I have prior work on spatial allocation of patrol units with workload equality constraints (Wheeler, 2018). But generally, you need to first estimate how many units you will have, and after that you can worry about optimally distributing them. The reason for this is that the number of units is much more important, too few and you will have more queuing, in which case the spatial arrangement does not matter at all. Larson & Stevenson (1972) estimate optimal spatial allocation only beats random allocation by 25%.

So for police response times you can think about time waiting in queue, time spent driving to the event, and time spent resolving the event (time to dispatch tends to be quite trivial, but is sometimes included in the wait in the queue part, Verlaan & Ruiter, 2023).

There is somewhat of a relationship between the above “service” time, fewer people have to drive farther, and so service time goes up. But there happens to some simple rules of thumb, if you have N patrol units, you can calculate (2/3)*sqrt(Square Miles)/sqrt(N) = average distance traveled in miles for your jurisdiction (Stenzel, 1993, see page 135 in the PDF). Then you can translate that miles driven to time, by say taking an average of 45 miles per hour. Given a fixed N, you can then just add this into the service time estimate for your given jurisdiction to get a rough estimate of more officers will reduce response times by X amount.

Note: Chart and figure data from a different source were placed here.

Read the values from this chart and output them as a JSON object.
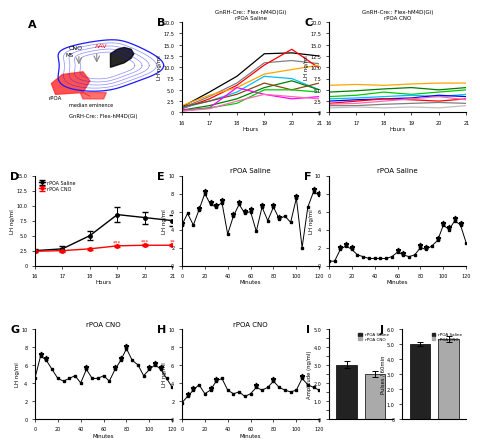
{
  "panel_B_title": "GnRH-Cre:: Flex-hM4D(Gi)\nrPOA Saline",
  "panel_C_title": "GnRH-Cre:: Flex-hM4D(Gi)\nrPOA CNO",
  "panel_E_title": "rPOA Saline",
  "panel_F_title": "rPOA Saline",
  "panel_G_title": "rPOA CNO",
  "panel_H_title": "rPOA CNO",
  "hours": [
    16,
    17,
    18,
    19,
    20,
    21
  ],
  "B_lines": [
    {
      "color": "#000000",
      "values": [
        1.2,
        4.5,
        8.0,
        13.0,
        13.2,
        12.5
      ]
    },
    {
      "color": "#808080",
      "values": [
        1.0,
        3.5,
        6.5,
        11.0,
        11.5,
        10.8
      ]
    },
    {
      "color": "#FF0000",
      "values": [
        0.8,
        3.0,
        6.0,
        10.5,
        14.0,
        9.8
      ]
    },
    {
      "color": "#FFA500",
      "values": [
        1.5,
        3.8,
        5.5,
        8.5,
        9.5,
        10.5
      ]
    },
    {
      "color": "#00BFFF",
      "values": [
        1.0,
        2.5,
        4.5,
        8.0,
        7.5,
        5.0
      ]
    },
    {
      "color": "#008000",
      "values": [
        0.5,
        1.5,
        3.0,
        5.5,
        7.0,
        5.0
      ]
    },
    {
      "color": "#8B4513",
      "values": [
        1.2,
        2.5,
        4.0,
        6.5,
        5.0,
        6.5
      ]
    },
    {
      "color": "#FF00FF",
      "values": [
        0.5,
        1.0,
        5.5,
        4.0,
        3.0,
        3.5
      ]
    },
    {
      "color": "#00CC00",
      "values": [
        0.3,
        1.0,
        2.0,
        5.0,
        5.0,
        4.5
      ]
    },
    {
      "color": "#FF69B4",
      "values": [
        0.3,
        0.8,
        2.5,
        4.0,
        3.5,
        3.0
      ]
    }
  ],
  "C_lines": [
    {
      "color": "#FFA500",
      "values": [
        6.0,
        6.2,
        6.0,
        6.3,
        6.5,
        6.5
      ]
    },
    {
      "color": "#008000",
      "values": [
        4.5,
        4.8,
        5.2,
        5.5,
        5.0,
        5.5
      ]
    },
    {
      "color": "#00CC00",
      "values": [
        3.5,
        3.8,
        4.5,
        4.0,
        4.5,
        5.0
      ]
    },
    {
      "color": "#00BFFF",
      "values": [
        3.0,
        3.2,
        3.5,
        3.8,
        3.5,
        4.0
      ]
    },
    {
      "color": "#0000FF",
      "values": [
        2.5,
        2.8,
        3.0,
        3.2,
        3.8,
        3.5
      ]
    },
    {
      "color": "#FF0000",
      "values": [
        2.0,
        2.5,
        3.0,
        2.8,
        2.5,
        3.0
      ]
    },
    {
      "color": "#FF69B4",
      "values": [
        1.8,
        2.0,
        2.5,
        3.0,
        3.5,
        2.8
      ]
    },
    {
      "color": "#808080",
      "values": [
        1.5,
        1.5,
        1.8,
        2.0,
        2.2,
        2.0
      ]
    },
    {
      "color": "#C0C0C0",
      "values": [
        1.0,
        1.2,
        1.0,
        1.2,
        1.0,
        1.5
      ]
    }
  ],
  "D_saline_mean": [
    2.5,
    2.8,
    5.0,
    8.5,
    8.0,
    7.5
  ],
  "D_saline_err": [
    0.3,
    0.4,
    0.8,
    1.2,
    1.0,
    0.9
  ],
  "D_cno_mean": [
    2.4,
    2.5,
    2.8,
    3.3,
    3.4,
    3.4
  ],
  "D_cno_err": [
    0.15,
    0.15,
    0.15,
    0.2,
    0.2,
    0.2
  ],
  "E_minutes": [
    0,
    5,
    10,
    15,
    20,
    25,
    30,
    35,
    40,
    45,
    50,
    55,
    60,
    65,
    70,
    75,
    80,
    85,
    90,
    95,
    100,
    105,
    110,
    115,
    120
  ],
  "E_values": [
    4.5,
    5.8,
    4.5,
    6.2,
    8.0,
    6.8,
    6.5,
    7.0,
    3.5,
    5.5,
    6.8,
    5.8,
    6.0,
    3.8,
    6.5,
    5.0,
    6.5,
    5.2,
    5.5,
    4.8,
    7.5,
    2.0,
    6.5,
    8.2,
    7.8
  ],
  "E_pulse": [
    1,
    0,
    0,
    1,
    1,
    1,
    1,
    1,
    0,
    1,
    1,
    1,
    1,
    0,
    1,
    0,
    1,
    1,
    0,
    0,
    1,
    0,
    0,
    1,
    1
  ],
  "F_minutes": [
    0,
    5,
    10,
    15,
    20,
    25,
    30,
    35,
    40,
    45,
    50,
    55,
    60,
    65,
    70,
    75,
    80,
    85,
    90,
    95,
    100,
    105,
    110,
    115,
    120
  ],
  "F_values": [
    0.5,
    0.5,
    1.8,
    2.2,
    1.8,
    1.2,
    1.0,
    0.8,
    0.8,
    0.8,
    0.8,
    1.0,
    1.5,
    1.2,
    1.0,
    1.2,
    2.0,
    1.8,
    2.2,
    2.8,
    4.5,
    4.0,
    5.0,
    4.5,
    2.5
  ],
  "F_pulse": [
    0,
    0,
    1,
    1,
    1,
    0,
    0,
    0,
    0,
    0,
    0,
    0,
    1,
    1,
    0,
    0,
    1,
    1,
    0,
    1,
    1,
    1,
    1,
    1,
    0
  ],
  "G_minutes": [
    0,
    5,
    10,
    15,
    20,
    25,
    30,
    35,
    40,
    45,
    50,
    55,
    60,
    65,
    70,
    75,
    80,
    85,
    90,
    95,
    100,
    105,
    110,
    115,
    120
  ],
  "G_values": [
    4.5,
    7.0,
    6.5,
    5.5,
    4.5,
    4.2,
    4.5,
    4.8,
    4.0,
    5.5,
    4.5,
    4.5,
    4.8,
    4.2,
    5.5,
    6.5,
    7.8,
    6.5,
    6.0,
    4.8,
    5.5,
    6.0,
    5.5,
    4.5,
    3.5
  ],
  "G_pulse": [
    0,
    1,
    1,
    0,
    0,
    0,
    0,
    0,
    0,
    1,
    0,
    0,
    0,
    0,
    1,
    1,
    1,
    0,
    0,
    0,
    1,
    1,
    1,
    0,
    0
  ],
  "H_minutes": [
    0,
    5,
    10,
    15,
    20,
    25,
    30,
    35,
    40,
    45,
    50,
    55,
    60,
    65,
    70,
    75,
    80,
    85,
    90,
    95,
    100,
    105,
    110,
    115,
    120
  ],
  "H_values": [
    1.8,
    2.5,
    3.2,
    3.8,
    2.8,
    3.2,
    4.2,
    4.5,
    3.2,
    2.8,
    3.0,
    2.5,
    2.8,
    3.5,
    3.2,
    3.5,
    4.2,
    3.5,
    3.2,
    3.0,
    3.2,
    4.5,
    3.8,
    3.5,
    3.2
  ],
  "H_pulse": [
    0,
    1,
    1,
    0,
    0,
    1,
    1,
    0,
    0,
    0,
    0,
    0,
    0,
    1,
    0,
    0,
    1,
    0,
    0,
    0,
    0,
    1,
    0,
    0,
    0
  ],
  "I_saline_amp": 3.0,
  "I_cno_amp": 2.5,
  "I_saline_err": 0.2,
  "I_cno_err": 0.15,
  "J_saline_pulses": 5.0,
  "J_cno_pulses": 5.3,
  "J_saline_err": 0.15,
  "J_cno_err": 0.2,
  "ylabel_LH": "LH ng/ml",
  "xlabel_hours": "Hours",
  "xlabel_minutes": "Minutes",
  "ylabel_amplitude": "Amplitude (ng/ml)",
  "ylabel_pulses": "Pulses / 60min",
  "color_saline": "#000000",
  "color_cno": "#FF0000",
  "color_bar_saline": "#222222",
  "color_bar_cno": "#AAAAAA"
}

It ends up being though this tends to be trivial relation to the waiting in the queue time (or the typical it takes 30 minutes to resolve police incidents on average). So it is often more important to get rough estimates for that if you want to reduce wait times for calls for service. And this does not even take into account priority levels in calls, but to start simpler folks should figure out a minimum to handle the call stack (whether in policing or in other areas) and then go onto more complicated scenarios.